Personal information
- Native name: טדי ולוק
- Full name: Theodore Samuel Pritzker Vlock
- Nationality: American & Israeli
- Citizenship: United States, Israel
- Born: 14 January 1998 (age 27) New Haven, CT United States
- Education: Yale University
- Occupation: Real Estate Developer
- Height: 5 ft 8 in (173 cm)^{[citation needed]}
- Website: www.trdevelop.com

Sport
- Sport: Show jumping

= Teddy Vlock =

Israeli-American equestrian

Teddy Vlock (טדי ולוק; born 14 January 1998) is former professional equestrian representing Israel and the United States of America.

==2020 Tokyo Olympics==
Vlock, was one of four riders representing Israel in its Olympic equestrian debut, competing as part of the jumping team and as a jumping individual. He finished 42nd of 73 competitors in the Individual Jumping Competition with his horse Amsterdam 27, an 11-year-old Holsteiner gelding.

==Personal life==
Vlock graduated from Hopkins School in New Haven in 2016. After spending a year competing at the international level of showjumping, he studied at Yale University, where he graduated with a Bachelors of Science of Psychology.

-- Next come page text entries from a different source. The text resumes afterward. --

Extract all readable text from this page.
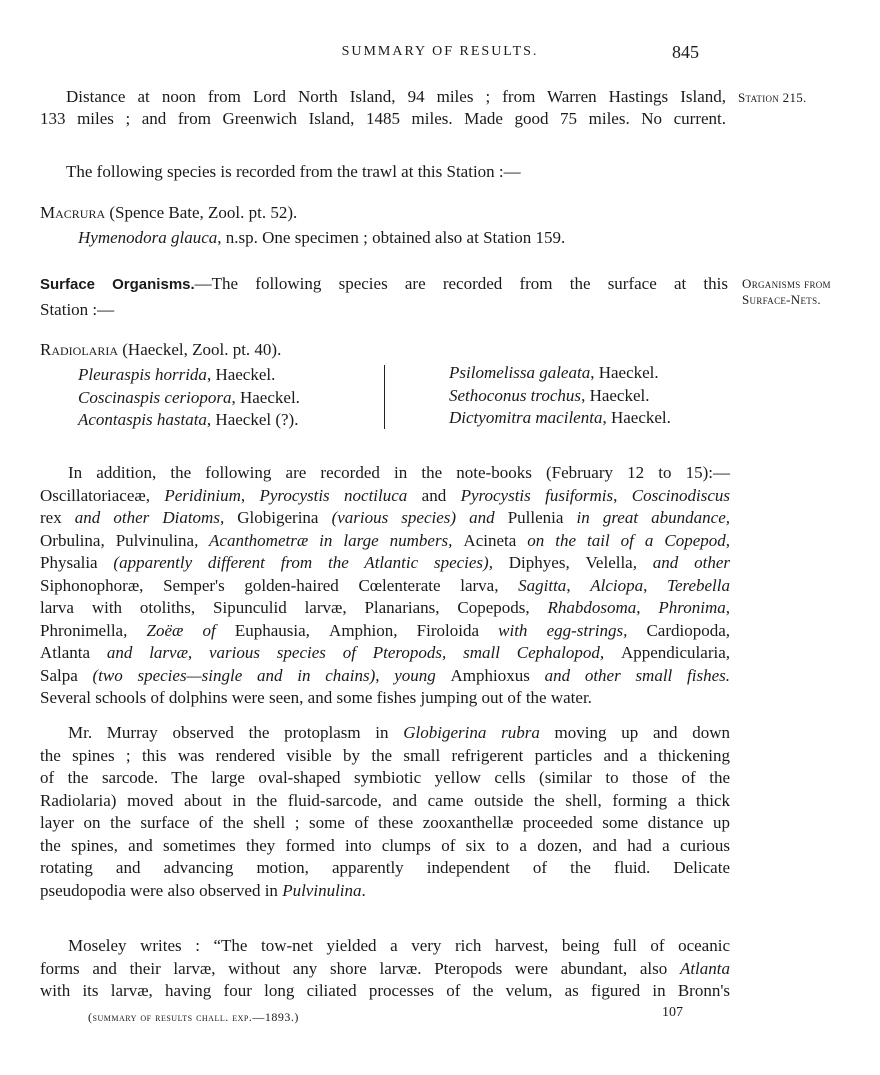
SUMMARY OF RESULTS.	845
Station 215.
Organisms from
Surface-Nets.
Distance at noon from Lord North Island, 94 miles ; from Warren Hastings Island,
133 miles ; and from Greenwich Island, 1485 miles. Made good 75 miles. No current.
The following species is recorded from the trawl at this Station :—
Macrura (Spence Bate, Zool. pt. 52).
Hymenodora glauca, n.sp. One specimen ; obtained also at Station 159.
Surface Organisms.—The following species are recorded from the surface at this
Station :—
Radiolaria (Haeckel, Zool. pt. 40).
Pleuraspis horrida, Haeckel.
Coscinaspis ceriopora, Haeckel.
Acontaspis hastata, Haeckel (?).
Psilomelissa galeata, Haeckel.
Sethoconus trochus, Haeckel.
Dictyomitra macilenta, Haeckel.
In addition, the following are recorded in the note-books (February 12 to 15):—
Oscillatoriaceæ, Peridinium, Pyrocystis noctiluca and Pyrocystis fusiformis, Coscinodiscus
rex and other Diatoms, Globigerina (various species) and Pullenia in great abundance,
Orbulina, Pulvinulina, Acanthometræ in large numbers, Acineta on the tail of a Copepod,
Physalia (apparently different from the Atlantic species), Diphyes, Velella, and other
Siphonophoræ, Semper's golden-haired Cœlenterate larva, Sagitta, Alciopa, Terebella
larva with otoliths, Sipunculid larvæ, Planarians, Copepods, Rhabdosoma, Phronima,
Phronimella, Zoëæ of Euphausia, Amphion, Firoloida with egg-strings, Cardiopoda,
Atlanta and larvæ, various species of Pteropods, small Cephalopod, Appendicularia,
Salpa (two species—single and in chains), young Amphioxus and other small fishes.
Several schools of dolphins were seen, and some fishes jumping out of the water.
Mr. Murray observed the protoplasm in Globigerina rubra moving up and down
the spines ; this was rendered visible by the small refrigerent particles and a thickening
of the sarcode. The large oval-shaped symbiotic yellow cells (similar to those of the
Radiolaria) moved about in the fluid-sarcode, and came outside the shell, forming a thick
layer on the surface of the shell ; some of these zooxanthellæ proceeded some distance up
the spines, and sometimes they formed into clumps of six to a dozen, and had a curious
rotating and advancing motion, apparently independent of the fluid. Delicate
pseudopodia were also observed in Pulvinulina.
Moseley writes : “The tow-net yielded a very rich harvest, being full of oceanic
forms and their larvæ, without any shore larvæ. Pteropods were abundant, also Atlanta
with its larvæ, having four long ciliated processes of the velum, as figured in Bronn's
(summary of results chall. exp.—1893.)	107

While competing at the Winter Equestrian Festival, in Wellington FL, he co-founded T&R Development, a real estate firm with holdings of more than $100 million. In addition to their primary focus of single-family development, T&R operates a property management company, a multi-family portfolio, and consults on equestrian developments.

Vlock is the son of the business woman Karen Pritzker.

Vlock has been riding horses since approximately 2012. He trains with Irish international show jumper Darragh Kenny. As of July 2022, Vlock has not competed in the sport of showjumping since the Tokyo Olympic Games in August 2021.